Pourtant ils se prononcent aussi hâtivement sur les mérites ou les démérites de la concurrence. Si chaque citoyen voulait consacrer à la question une analyse honnête et réfléchie, comme les conclusions seraient différentes.

Procédons à cette analyse, en prenant pour exemple l’affaire purement locale des compagnies rivales de distribution d’eau d’Oakland.

Jusqu’à ces derniers temps, la Contra costa water company fournissait toute l’eau de la ville. C’était un monopole, mais ce mot répugnait aux citoyens du lieu, qui se croyaient lésés dans leurs intérêts. Ils réclamèrent à cor et à cri un changement et on leur proposa cette panacée : la concurrence.

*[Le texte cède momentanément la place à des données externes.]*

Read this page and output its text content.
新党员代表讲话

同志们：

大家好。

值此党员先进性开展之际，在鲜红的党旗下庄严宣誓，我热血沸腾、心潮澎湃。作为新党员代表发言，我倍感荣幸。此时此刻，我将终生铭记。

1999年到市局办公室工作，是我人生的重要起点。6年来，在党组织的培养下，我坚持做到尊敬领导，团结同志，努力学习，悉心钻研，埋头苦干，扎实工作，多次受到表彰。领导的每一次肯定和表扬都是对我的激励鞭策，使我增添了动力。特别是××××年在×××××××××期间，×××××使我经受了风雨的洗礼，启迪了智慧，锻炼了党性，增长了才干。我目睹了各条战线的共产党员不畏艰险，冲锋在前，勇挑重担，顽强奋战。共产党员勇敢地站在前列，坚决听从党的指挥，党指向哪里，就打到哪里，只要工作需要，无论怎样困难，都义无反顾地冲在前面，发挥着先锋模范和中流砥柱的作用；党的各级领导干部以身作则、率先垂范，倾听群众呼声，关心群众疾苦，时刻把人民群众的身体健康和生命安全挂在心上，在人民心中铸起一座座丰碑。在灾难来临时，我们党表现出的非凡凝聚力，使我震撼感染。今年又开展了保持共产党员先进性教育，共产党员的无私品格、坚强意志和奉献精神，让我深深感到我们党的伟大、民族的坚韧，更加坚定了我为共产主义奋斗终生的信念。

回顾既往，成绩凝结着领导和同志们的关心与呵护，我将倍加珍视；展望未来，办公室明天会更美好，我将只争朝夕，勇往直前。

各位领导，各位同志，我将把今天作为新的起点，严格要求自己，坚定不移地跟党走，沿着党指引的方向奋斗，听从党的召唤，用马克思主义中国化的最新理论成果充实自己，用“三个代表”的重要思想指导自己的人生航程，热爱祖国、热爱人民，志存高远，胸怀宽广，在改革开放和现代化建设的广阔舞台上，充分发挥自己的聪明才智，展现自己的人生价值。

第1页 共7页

Ils prirent la dose et s’estimèrent heureux-heureux- heureux comme le mangeur d’opium sous l’empire de sa drogue subtile. Mais quand ses effets se sont dissipés et que commence la réaction, comme le mangeur d’opium se trouve mal à l’aise ! Il en est de même des habitants d’Oakland. Actuellement ils ne ressentent que les effets de l’action ; la réaction est à venir, encore à venir.

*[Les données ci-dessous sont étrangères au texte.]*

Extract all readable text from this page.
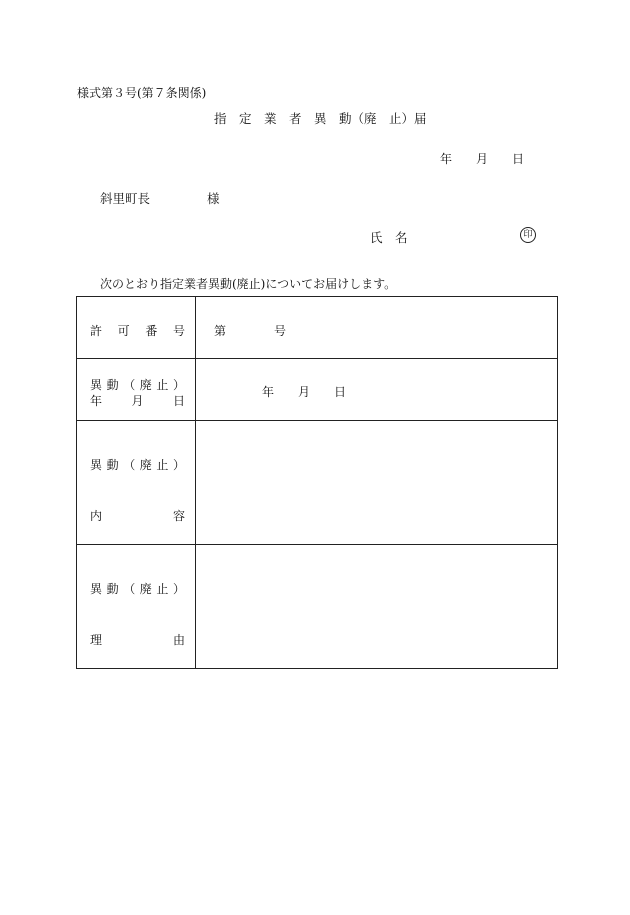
様式第３号(第７条関係)
指　定　業　者　異　動（廃　止）届
年 月 日
斜里町長	様
氏　名	印
次のとおり指定業者異動(廃止)についてお届けします。
許可番号	第 号

異動（廃止）
年月日	年 月 日

異動（廃止）
内 容	

異動（廃止）
理 由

La Contra costa water company a l’apport d’eau nécessaire, les installations pour la distribuer, et conclusion logique, les capitaux nécessaires pour faire fonctionner le tout. Il est évident que de nouveaux capitaux n’étaient pas nécessaires pour approvisionner Oakland en eau.

L’Oakland water company s’est créée et il faut désormais un capital double pour alimenter Oakland en eau. La nouvelle compagnie double les canalisations de l’ancienne, éventre encore une fois nos rues, et creuse des tunnels et établit des barrages dans nos collines pour obtenir cette précieuse fourniture. Alors la guerre commence, les tarifs diminuent dans des proportions ruineuses, tandis que nos concitoyens se régalent du spectacle et font en même temps des économies. Ils oublient qu’il y a toujours un lendemain. Avec une telle concurrence bel et bien instaurée et une guerre des tarifs qui sévit, il peut y avoir trois résultats - pas davantage.

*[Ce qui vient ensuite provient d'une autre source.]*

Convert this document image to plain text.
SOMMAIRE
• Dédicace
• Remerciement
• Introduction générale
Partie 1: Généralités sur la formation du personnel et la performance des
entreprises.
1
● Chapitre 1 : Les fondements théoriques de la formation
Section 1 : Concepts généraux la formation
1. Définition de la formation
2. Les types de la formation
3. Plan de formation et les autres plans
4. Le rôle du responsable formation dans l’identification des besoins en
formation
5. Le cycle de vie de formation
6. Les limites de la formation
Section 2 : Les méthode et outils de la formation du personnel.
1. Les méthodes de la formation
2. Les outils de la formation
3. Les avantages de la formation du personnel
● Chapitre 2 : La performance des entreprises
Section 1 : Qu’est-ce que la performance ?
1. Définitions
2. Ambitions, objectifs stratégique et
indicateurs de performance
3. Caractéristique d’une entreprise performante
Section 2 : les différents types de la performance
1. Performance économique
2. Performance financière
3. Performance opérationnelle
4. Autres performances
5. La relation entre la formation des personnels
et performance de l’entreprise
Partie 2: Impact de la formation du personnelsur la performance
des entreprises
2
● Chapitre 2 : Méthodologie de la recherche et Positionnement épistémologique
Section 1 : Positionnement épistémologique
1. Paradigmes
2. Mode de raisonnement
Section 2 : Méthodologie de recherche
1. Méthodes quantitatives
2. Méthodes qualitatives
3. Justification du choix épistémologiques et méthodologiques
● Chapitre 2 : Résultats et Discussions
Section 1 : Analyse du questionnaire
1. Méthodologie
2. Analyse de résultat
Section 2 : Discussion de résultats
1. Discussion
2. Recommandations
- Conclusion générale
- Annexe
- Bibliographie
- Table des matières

Tout d’abord, à vendre de l’eau à perte, la compagnie ayant le capital le moins élevé, moins armée pour subir l’épreuve, va sombrer. L’autre compagnie va désormais jouir d’un monopole et la première chose qu’elle va faire, c’est de réaliser des économies. Les habitants d’Oakland qui bénéficiaient de tarifs modérés en feront les frais, en payant plus cher.

En second lieu, la lutte peut être si âpre et s’annoncer comme devant durer si longtemps que la compagnie la plus riche va racheter la plus pauvre. Que s’ensuit-il ? Elle a été obligée de doubler son capital investi et de trouver sur ce nouveau capital un dividende équivalent de celui qu’elle recueillait antérieurement, il lui faudra donc doubler ses tarifs. En outre, du fait qu’elle avait perdu de l’argent au cours de la période de concurrence, elle augmentera encore davantage ses tarifs pour se rembourser.

En troisième lieu, si les deux compagnies sont à peu près d’égale importance elles peuvent continuer la guerre jusqu’au moment où l’une des deux se trouve au bord de la faillite. Alors elles s’apercevront des dangers de la situation. Elles vont se concerter et aboutir à la conclusion qu’avec une bonne gestion, elles peuvent l’une et l’autre recueillir de bons dividendes sur leurs investissements. Elles vont mettre leurs intérêts en pool et augmenter l’une et l’autre leurs tarifs jusqu’à un niveau sur lequel elles se mettront d’accord. Puisque le capital investi est maintenant le double de ce qu’il était, un intérêt double est nécessaire ; que les anciens tarifs aient à être doublés pour obtenir ce résultat est la conclusion prévue.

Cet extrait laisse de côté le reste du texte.